His face was grim as he added, “It seems we must rescue my granddaughter by Maria's means.”

“And who'll commit a murder?” asked Crawford.

“Oh, who was
ever
going to do it?” grated Trelawny. “It will be me. I've got so many mortal sins on my soul that one more won't matter. I really thought—”

He finished buttoning his shirt and tucked it into his trousers. “I really
thought,
there for a moment, that the universe was offering me a noble death. Expiation.”

He walked to the stairs and was halfway up when he turned. “Come along, my sad crew—I've got an errand to run, and you've got to go roust Christina out of her nest.”

THEY BORROWED HATS AND
two coats from Trelawny before getting into a cab in front of his house, so Johanna had a black bowler hat that made her short brown hair stick out to the sides and McKee wore a straw boater with a flower-pattern ribbon, surely something left behind at Trelawny's by a guest. Crawford was wearing Trelawny's Inverness cape and a tall brown beaver hat that had probably been fashionable in 1830.

None of them made jokes about the hats on the ride east past Green Park and up the Mall to Charing Cross Road. Crawford held the bottle with the sea mouse bobbing in it, and he tried to project a mental apology to the ghost but got no sense of acknowledgment.

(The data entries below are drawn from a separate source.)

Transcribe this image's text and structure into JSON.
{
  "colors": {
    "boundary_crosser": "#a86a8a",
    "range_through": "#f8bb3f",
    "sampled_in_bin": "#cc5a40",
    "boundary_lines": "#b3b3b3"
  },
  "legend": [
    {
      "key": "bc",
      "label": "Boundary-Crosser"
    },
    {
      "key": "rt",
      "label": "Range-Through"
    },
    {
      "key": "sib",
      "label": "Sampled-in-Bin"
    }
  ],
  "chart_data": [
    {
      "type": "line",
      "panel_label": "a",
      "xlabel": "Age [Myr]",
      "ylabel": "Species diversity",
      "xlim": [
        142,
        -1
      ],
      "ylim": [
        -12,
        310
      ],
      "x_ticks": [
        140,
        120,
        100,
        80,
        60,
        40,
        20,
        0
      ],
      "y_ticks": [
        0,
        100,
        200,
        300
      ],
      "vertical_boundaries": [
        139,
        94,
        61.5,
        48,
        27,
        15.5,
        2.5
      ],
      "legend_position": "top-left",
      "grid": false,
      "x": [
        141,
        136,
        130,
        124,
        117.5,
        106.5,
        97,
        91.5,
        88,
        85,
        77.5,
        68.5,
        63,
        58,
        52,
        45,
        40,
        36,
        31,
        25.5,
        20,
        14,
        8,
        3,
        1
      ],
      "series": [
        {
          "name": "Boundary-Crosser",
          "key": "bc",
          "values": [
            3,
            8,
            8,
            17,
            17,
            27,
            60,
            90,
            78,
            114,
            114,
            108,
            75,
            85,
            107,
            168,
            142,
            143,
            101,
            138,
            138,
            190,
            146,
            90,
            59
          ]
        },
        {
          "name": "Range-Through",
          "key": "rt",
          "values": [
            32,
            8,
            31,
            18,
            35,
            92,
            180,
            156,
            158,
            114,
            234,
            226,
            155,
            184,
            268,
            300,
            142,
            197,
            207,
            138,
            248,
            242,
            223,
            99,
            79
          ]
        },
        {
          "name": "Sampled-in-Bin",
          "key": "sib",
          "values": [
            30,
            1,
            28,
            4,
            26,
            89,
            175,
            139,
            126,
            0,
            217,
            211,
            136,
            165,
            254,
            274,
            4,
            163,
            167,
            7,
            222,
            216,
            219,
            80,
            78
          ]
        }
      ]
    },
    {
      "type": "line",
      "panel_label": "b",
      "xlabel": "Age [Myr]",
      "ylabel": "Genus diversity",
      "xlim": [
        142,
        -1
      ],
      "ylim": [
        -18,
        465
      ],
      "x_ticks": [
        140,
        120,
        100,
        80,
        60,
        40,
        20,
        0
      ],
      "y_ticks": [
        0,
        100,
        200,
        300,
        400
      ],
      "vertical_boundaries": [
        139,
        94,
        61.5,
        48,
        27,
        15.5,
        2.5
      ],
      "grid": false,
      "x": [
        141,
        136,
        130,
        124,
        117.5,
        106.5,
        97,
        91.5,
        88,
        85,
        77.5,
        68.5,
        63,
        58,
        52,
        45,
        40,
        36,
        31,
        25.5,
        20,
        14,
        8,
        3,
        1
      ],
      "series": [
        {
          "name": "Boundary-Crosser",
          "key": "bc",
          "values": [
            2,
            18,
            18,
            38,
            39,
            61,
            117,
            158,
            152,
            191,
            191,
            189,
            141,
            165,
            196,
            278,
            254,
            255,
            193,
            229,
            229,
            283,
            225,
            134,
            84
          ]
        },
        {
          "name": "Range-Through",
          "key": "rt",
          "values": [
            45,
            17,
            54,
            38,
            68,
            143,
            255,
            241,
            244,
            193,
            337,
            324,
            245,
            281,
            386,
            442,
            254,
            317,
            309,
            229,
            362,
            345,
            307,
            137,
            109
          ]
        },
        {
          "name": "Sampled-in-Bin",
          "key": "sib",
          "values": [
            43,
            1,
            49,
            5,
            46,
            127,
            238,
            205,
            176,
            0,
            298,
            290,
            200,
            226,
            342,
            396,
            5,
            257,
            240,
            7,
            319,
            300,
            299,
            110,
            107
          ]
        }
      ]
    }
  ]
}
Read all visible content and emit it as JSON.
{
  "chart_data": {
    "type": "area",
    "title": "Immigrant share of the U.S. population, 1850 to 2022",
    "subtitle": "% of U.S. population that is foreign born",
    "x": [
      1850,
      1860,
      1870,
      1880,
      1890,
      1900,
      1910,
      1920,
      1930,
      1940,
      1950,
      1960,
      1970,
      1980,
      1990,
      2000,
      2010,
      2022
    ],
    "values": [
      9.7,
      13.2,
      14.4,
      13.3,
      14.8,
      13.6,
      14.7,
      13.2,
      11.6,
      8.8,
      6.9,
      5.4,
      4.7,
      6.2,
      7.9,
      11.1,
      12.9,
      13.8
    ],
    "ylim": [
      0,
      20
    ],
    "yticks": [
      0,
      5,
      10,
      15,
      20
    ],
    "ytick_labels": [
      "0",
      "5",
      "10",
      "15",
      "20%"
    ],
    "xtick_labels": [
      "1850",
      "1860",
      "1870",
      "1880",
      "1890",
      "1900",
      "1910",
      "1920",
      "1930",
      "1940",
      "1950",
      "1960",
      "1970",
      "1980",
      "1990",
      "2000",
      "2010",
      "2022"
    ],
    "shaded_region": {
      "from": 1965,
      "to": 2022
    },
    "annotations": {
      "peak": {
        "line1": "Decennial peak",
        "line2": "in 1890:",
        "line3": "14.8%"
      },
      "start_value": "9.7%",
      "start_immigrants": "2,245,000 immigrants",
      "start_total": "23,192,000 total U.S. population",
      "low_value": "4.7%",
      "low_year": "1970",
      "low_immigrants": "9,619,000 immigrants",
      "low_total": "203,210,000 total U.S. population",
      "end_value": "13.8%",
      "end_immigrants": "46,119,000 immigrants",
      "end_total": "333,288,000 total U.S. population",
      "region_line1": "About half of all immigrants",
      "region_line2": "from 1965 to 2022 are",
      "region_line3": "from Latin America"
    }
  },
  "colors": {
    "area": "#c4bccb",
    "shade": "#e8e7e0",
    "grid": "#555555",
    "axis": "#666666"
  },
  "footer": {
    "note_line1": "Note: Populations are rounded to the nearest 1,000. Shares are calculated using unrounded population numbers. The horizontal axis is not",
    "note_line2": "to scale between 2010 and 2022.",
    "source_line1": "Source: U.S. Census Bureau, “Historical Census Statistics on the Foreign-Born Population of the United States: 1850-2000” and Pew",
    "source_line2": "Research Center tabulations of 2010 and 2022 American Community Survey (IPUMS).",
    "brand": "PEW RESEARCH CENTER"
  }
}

“We can't let—” he began finally as the cab started up Gower Street, but McKee and Johanna both interrupted him.

“Certainly not,” said McKee.

“I
could—” said Johanna, but Crawford waved her to silence.

“None
of us,” he said.

His wife and daughter both looked at him uncertainly.

“If—” Crawford said, pausing to look around to be sure the cab had four walls and a roof, “if Polidori appears in vulnerable human form even for a moment, we must try to kill him in that moment. We can't let poor old Trelawny commit a murder—nor participate in one ourselves.”

Both women seemed to relax, cautiously, though their expressions were skeptical.

“We'll fail,” said Johanna.

“We can jump into the river,” said Crawford, “if we fail.”